Hari's on Tour (Express)

Dark Horse, 1974
 

Dans la discographie de George Harrison, une grande majorité des chansons ont avant tout pour but de véhiculer un message sincère de l'auteur, parfois déguisé, et souvent en rapport avec sa vie spirituelle. Si l'on excepte Wonderwall Music et Electronic Sound, ses albums studio classiques ne contiennent que très peu de pistes instrumentales. Hari's on Tour (Express) est l'une d'entre-elles, et ouvre Dark Horse en fanfare. C'est un morceau dynamique, destiné également à lancer chaque concert du Dark Horse Tour nord-américain de 1974, d'où son titre. « Hari » n'est en effet autre que George Harrison, qui a pour habitude de prendre comme pseudonyme « Hari Georgeson » lorsqu'il participe à un disque produit par un autre label qu'Apple, pour des raisons contractuelles.

Hari's on Tour (Express) fournit une introduction dynamique à Dark Horse.

Hari's on Tour (Express) naît d'ailleurs relativement par hasard. En 1973, en marge de plusieurs projets, notamment l'album Ringo qui réunit les quatre Beatles (sans, toutefois, que Lennon et Harrison ne croisent McCartney !), George rencontre en effet le saxophoniste Tom Scott, leader du L.A. Express, un ensemble de jazz qui connaît un certain succès et joue avec la chanteuse Joni Mitchell durant ses tournées. C'est en avril 1974, lorsque Mitchell est de passage en Angleterre avec le groupe, que Harrison décide d'inviter les cinq membres du L.A. Express à Friar Park.

Ce qui est à l'origine une visite de courtoisie prend un tout nouveau tour lorsque les musiciens découvrent le studio d'enregistrement personnel de Harrison, et sa console d'enregistrement à seize pistes ! Le guitariste leur propose de tenter quelque chose et, lorsque Scott rédige un vague plan du morceau, l'ensemble se lance dans cet instrumental.
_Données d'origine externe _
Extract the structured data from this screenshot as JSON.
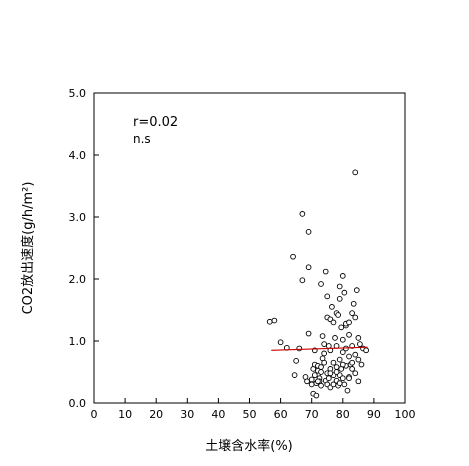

En deux heures, une piste rythmique satisfaisante est mise en boîte. Harrison joue de son habituelle guitare slide, Scott joue du saxophone, Max Bennett de la basse, tandis que Robben Ford joue de la guitare électrique, Roger Kellaway du piano, et John Guerin de la batterie. Une fois l'ensemble terminé, le groupe passe à l'enregistrement d'une chanson destinée à figurer sur le futur Dark Horse, Simply Shady.

Musiciens :
  • George Harrison : guitare slide, guitare acoustique
  • Tom Scott : saxophone, cuivres, orgue
  • Robben Ford : guitare électrique
  • Max Bennett : basse
  • Roger Kellaway : piano
  • John Guerin : batterie

Après une bonne nuit de sommeil, les musiciens du L.A. Express repartent pour Denver, à l'exception de Tom Scott, qui reste auprès de Harrison pour terminer le morceau, en rajoutant des parties d'orgue et de cuivres (tandis que George lui-même ajoute de la guitare acoustique). Le morceau est prêt et ne sera plus retouché. Dans la foulée, Tom Scott se voit invité à participer au Dark Horse Tour.

Hari's on Tour (Express) n'a, à sa sortie, pas été gaté par la critique qui s'est de façon générale déchaînée sur Dark Horse. Pourtant, son interprétation en concert, beaucoup plus rapide et dynamique, a été plébicitée par la presse qui y a vu une très bonne mise en bouche pour les concerts. Apple a pour sa part jugé le morceau assez bon pour figurer en face B de Ding Dong, Ding Dong en Amérique, et de Dark Horse au Royaume-Uni.

Rétrospectivement, lors de la remastérisation de 2014, certains critiques ont réhabilité le morceau, y voyant une introduction lumineuse et optimiste à un album beaucoup plus sombre. Le morceau est d'ailleurs, selon moi, de grande qualité : sympathique, il s'écoute sans prise de tête, morceau d'un artiste qui, après les éclats d'All Things Must Pass et Living in the Material World, n'aspirait plus qu'à redevenir un musicien parmi d'autres, jouant dans un groupe de potes. Un morceau qui n'est pas transcendant, mais qui ne méritait pas pour autant d'être oublié.